Expanding lengths of all character variables in SAS data sets

20

CVP engine as a magnifying glassIn my earlier blog post, Changing variable type and variable length in SAS datasets, I showed how you can effectively change variables lengths in a SAS data set. That approach works fine when you need to change length attribute for few variables, on a case by case basis. But what if you need to change lengths for all character variables in a data set? Or if you need to do this for all data sets in a data library? For example, you need to expand (increase) all your character variables lengths by 50%. Well, then the case-by-case approach becomes too laborious and inefficient.

What is a character variable’s length attribute?

Before reading any further, let’s take a quick quiz:

Q: A character variable length attribute represents a number of:

  1. Bits
  2. Bytes
  3. Centimeters
  4. Characters

If your answer is anything but B, it’s incorrect. According to the SAS documentation, length refers to the number of bytes used to store each of the variable's values in a SAS data set. You can use a LENGTH statement to set the length of both numeric and character variables.

It is true though that for some older encoding systems (ASCII, ISO/IEC 8859, EBCDIC, etc.) there was no difference between the number of bytes and the number of characters as those systems were based on exactly one byte per character encoding. They are even called Single Byte Character Sets (SBCS) for that reason. The problem is they can accommodate only a maximum of 28=256 symbols which is not nearly enough to cover all the variety of natural languages, special characters, emojis etc.

Why would we want to expand character variable lengths?

Use case 1. Expanding character values range

For this scenario, let’s consider Internet traffic analysis where your data contains multiple character columns for Internet Protocol addresses (IP addresses) in 32-bit version 4 (IPv4, e.g. ‘125.255.501.780’).
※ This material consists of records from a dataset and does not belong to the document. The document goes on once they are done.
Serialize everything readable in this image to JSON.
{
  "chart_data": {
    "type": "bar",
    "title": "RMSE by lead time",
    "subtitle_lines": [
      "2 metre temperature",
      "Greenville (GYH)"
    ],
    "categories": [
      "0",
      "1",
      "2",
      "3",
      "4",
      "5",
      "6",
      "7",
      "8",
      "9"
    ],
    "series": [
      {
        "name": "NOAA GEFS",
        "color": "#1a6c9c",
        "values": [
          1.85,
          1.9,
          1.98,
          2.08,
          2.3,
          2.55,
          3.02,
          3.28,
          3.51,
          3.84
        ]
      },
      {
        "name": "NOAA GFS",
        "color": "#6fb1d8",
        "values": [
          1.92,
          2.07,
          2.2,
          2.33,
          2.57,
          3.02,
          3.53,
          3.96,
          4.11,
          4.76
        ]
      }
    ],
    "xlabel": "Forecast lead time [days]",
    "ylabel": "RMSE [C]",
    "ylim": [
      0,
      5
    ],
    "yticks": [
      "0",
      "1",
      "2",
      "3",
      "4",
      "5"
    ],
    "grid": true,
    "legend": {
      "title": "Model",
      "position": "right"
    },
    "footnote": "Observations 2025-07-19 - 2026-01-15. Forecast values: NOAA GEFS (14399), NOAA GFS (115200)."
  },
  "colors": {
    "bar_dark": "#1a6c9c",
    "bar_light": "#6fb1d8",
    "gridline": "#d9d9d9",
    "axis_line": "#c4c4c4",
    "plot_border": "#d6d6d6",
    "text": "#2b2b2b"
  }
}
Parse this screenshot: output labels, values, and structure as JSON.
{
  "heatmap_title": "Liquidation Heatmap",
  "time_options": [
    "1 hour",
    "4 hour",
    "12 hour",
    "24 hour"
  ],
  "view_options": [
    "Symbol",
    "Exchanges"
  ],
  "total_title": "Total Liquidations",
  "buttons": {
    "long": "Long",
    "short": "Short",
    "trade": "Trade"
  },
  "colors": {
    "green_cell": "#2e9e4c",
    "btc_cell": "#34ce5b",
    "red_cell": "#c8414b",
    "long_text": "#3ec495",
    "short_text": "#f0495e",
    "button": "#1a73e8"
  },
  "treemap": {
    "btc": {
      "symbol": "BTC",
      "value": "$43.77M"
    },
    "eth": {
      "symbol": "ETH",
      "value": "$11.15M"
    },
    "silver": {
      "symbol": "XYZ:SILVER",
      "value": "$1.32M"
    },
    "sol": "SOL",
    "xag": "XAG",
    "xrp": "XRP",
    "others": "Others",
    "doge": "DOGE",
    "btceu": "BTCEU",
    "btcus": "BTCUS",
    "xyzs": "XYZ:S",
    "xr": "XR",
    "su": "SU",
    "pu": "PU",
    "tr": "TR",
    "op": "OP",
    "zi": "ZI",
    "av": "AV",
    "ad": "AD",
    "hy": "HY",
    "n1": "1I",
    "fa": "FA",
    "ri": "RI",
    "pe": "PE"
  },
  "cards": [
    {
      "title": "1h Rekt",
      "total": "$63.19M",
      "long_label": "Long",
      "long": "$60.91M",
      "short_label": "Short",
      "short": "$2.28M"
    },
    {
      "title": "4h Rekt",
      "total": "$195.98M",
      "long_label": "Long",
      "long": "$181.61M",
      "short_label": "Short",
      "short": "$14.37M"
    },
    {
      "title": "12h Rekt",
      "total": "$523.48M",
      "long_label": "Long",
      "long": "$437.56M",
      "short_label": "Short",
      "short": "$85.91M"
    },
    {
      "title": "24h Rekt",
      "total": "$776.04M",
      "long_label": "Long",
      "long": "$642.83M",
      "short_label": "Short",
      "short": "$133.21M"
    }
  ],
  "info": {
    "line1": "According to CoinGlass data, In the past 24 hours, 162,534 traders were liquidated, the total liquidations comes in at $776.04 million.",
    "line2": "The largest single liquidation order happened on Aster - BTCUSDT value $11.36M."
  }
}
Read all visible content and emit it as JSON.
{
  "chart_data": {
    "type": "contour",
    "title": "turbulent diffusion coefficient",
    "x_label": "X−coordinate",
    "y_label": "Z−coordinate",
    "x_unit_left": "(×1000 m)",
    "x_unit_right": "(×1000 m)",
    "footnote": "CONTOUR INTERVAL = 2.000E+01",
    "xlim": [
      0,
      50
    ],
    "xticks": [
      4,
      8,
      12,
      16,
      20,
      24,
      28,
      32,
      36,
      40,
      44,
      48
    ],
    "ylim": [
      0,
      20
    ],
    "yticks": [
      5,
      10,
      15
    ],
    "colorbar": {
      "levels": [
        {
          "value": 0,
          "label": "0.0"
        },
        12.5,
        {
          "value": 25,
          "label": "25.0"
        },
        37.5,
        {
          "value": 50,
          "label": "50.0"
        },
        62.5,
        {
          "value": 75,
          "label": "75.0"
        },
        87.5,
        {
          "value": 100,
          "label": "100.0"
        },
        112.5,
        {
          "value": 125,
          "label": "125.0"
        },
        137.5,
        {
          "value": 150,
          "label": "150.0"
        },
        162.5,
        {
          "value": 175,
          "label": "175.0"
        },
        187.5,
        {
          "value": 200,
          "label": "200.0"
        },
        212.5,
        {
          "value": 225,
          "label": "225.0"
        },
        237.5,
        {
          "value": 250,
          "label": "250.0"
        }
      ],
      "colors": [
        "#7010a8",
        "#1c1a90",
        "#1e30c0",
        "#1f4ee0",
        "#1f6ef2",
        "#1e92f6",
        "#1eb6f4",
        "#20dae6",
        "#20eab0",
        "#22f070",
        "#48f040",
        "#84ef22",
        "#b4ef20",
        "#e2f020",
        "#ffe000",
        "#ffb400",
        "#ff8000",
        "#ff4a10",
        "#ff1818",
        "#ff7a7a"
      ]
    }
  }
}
You transition to a newer 128-bit IPv6 standard (e.g. ‘2001:0000:3238:DFE1:0063:0000:0000:FEFB’) and need to modify your data structure to accommodate the new standard with longer character values.

Use case 2. Migrating SAS data to multi-byte encoding environment

In this scenario, you migrate/move SAS data sets from older SBCS environments to newer Multi-Byte-Character Set (MBCS) encoding environments. For such a case, the ability to increase character variables lengths in bulk with a simple action becomes especially significant and critical.

Currently, the most commonly used MBCS is Unicode which is supported by all modern operating systems, databases and web browsers. Out of different flavors of Unicode (UTF-8, UTF-16, UTF-32) the most popular is UTF-8. UTF-8 (8-bit Unicode Transformation Format) is a variable-width character set that uses from 1 to 4 one-byte (8-bit) code units per character; it is capable of encoding 1,112,064 various characters that covers most modern languages, including Arabic and Hebrew characters, hieroglyphs, emojis as well as many other special characters.

Since each UTF-8 encoded character may require somewhere between one and four bytes, and not all SBCS characters are represented by one byte in UTF-8, data migration from SBCS to UTF-8 may cause data truncation and subsequently data loss.

When SAS reads an SBCS-encoded data set and writes its records into UTF-8-encoded data set it throws an ERROR message in the log and stops execution:

ERROR: Some character data was lost during transcoding in the dataset LIBREF.DSNAME. Either the data contains characters that are not representable in the new encoding or truncation occurred during transcoding.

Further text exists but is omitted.